In this chapter we will explain our decision to arrange our physical infrastructure in this way; mobile and in view. To do this we will map our collective experiences in a series of types of space. These spaces are reflective of our relative positions as artist*technologist*activist*academic (delete as appropriate):
* EDUCATIONAL INSTITUTIONS
* DOMESTIC SPACES
* CULTURAL SPACES
* INBETWEENS: BORDERS/TRAVEL
More complete sections of this section will be shared on this page, but you can watch us draft sections of this chapter here: https://pad.riseup.net/p/PlatformInfrastructure-keep
SECTION DRAFTING [WHY PI?]
- By bringing the pi in person to teaching moments, it allowed us to discuss ideas around the physicality of and physical caring for a server. There is trust and intimacy in proximity.

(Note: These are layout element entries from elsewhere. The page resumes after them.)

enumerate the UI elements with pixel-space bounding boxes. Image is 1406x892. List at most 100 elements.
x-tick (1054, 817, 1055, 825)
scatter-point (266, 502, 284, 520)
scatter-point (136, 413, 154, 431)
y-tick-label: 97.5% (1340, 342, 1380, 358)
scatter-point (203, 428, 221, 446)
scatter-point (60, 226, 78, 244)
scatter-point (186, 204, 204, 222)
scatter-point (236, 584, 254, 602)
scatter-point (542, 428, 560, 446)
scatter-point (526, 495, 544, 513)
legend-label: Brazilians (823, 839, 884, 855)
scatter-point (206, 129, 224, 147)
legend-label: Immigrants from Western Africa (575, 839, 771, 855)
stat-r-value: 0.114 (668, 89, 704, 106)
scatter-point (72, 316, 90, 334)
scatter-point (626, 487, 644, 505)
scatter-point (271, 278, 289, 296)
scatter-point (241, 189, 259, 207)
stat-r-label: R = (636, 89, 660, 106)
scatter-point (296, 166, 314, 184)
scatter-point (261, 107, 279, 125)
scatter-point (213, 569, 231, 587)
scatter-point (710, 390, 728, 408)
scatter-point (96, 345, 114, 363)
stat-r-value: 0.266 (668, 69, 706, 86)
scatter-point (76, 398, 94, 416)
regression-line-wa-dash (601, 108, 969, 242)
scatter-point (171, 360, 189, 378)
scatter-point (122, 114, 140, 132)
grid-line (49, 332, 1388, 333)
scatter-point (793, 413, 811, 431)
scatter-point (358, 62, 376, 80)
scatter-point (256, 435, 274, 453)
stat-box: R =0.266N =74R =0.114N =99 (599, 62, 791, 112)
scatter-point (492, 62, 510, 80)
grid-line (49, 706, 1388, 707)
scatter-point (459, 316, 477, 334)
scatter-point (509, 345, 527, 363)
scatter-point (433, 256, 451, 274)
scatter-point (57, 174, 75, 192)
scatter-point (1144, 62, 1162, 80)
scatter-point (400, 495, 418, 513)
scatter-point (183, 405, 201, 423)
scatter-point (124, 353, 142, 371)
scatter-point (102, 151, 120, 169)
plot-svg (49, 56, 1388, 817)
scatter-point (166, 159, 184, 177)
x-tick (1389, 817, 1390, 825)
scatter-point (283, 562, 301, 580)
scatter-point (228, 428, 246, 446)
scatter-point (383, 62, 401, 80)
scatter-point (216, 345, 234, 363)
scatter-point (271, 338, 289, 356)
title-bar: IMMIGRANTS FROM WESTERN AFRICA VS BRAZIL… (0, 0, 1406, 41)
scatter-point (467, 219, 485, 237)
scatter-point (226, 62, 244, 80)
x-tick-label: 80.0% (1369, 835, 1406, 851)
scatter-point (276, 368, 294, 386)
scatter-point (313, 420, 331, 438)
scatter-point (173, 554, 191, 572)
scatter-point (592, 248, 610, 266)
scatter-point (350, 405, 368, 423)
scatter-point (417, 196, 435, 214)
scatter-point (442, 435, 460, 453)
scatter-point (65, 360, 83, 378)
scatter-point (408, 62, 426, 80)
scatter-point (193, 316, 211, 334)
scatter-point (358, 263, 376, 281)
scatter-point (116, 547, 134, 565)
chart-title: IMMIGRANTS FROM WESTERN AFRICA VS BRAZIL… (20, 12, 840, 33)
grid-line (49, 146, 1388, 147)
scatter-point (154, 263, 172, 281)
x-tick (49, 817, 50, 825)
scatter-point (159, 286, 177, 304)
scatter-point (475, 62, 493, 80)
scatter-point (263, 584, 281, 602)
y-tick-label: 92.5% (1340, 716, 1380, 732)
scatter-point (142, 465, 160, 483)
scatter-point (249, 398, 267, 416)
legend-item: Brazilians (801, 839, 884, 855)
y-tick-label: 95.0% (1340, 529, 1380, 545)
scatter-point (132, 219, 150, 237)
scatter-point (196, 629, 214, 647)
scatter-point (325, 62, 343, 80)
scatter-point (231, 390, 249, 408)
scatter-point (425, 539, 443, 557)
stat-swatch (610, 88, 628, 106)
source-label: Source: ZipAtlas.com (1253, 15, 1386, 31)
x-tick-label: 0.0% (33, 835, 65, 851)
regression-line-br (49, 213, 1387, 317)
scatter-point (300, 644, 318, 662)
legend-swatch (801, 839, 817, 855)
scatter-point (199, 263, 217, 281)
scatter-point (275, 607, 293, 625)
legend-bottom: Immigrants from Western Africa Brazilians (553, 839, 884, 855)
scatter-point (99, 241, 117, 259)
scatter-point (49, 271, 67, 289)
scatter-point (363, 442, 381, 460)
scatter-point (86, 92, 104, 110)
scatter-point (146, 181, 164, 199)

- Legible at borders - recognisable by border patrol officers
- Why the pi and not another single board computer
- Why pre owned/borrowed hardware
SECTION DRAFTING [Cultural spaces]
During it's existence in it's current state, Wiki4Print has been a physical presence at several public workshops and interventions. Although in many (if not all) cases, it would be more practical to leave the hardware at home, we opt to bring it with us. By dint of our artist*sysadmin*academic situations, this has included what we are calling cultural spaces. We are using this to describe spaces which primarily support or present the work of creative practicioners and their work: museums, galleries, artist studios, libraries.
As with our entrances and exits from institutional spaces (universities), domestic locations and moments traveling we need to spend some time feeling out the local situation, and the idiosyncracies of space. Not all two cultural spaces are built the same
We'll tell you about two spaces to explain what we mean.
1. An Artist run space, studio, meanwhile use, precarious
2. Public institution, museum, gallery
* Estates issues: ethernet ports, working plugs, access to extensions, locked doors, opening hours, previous bookings, cleaning regimens, central heating (or lack there of), security (theft), furniture.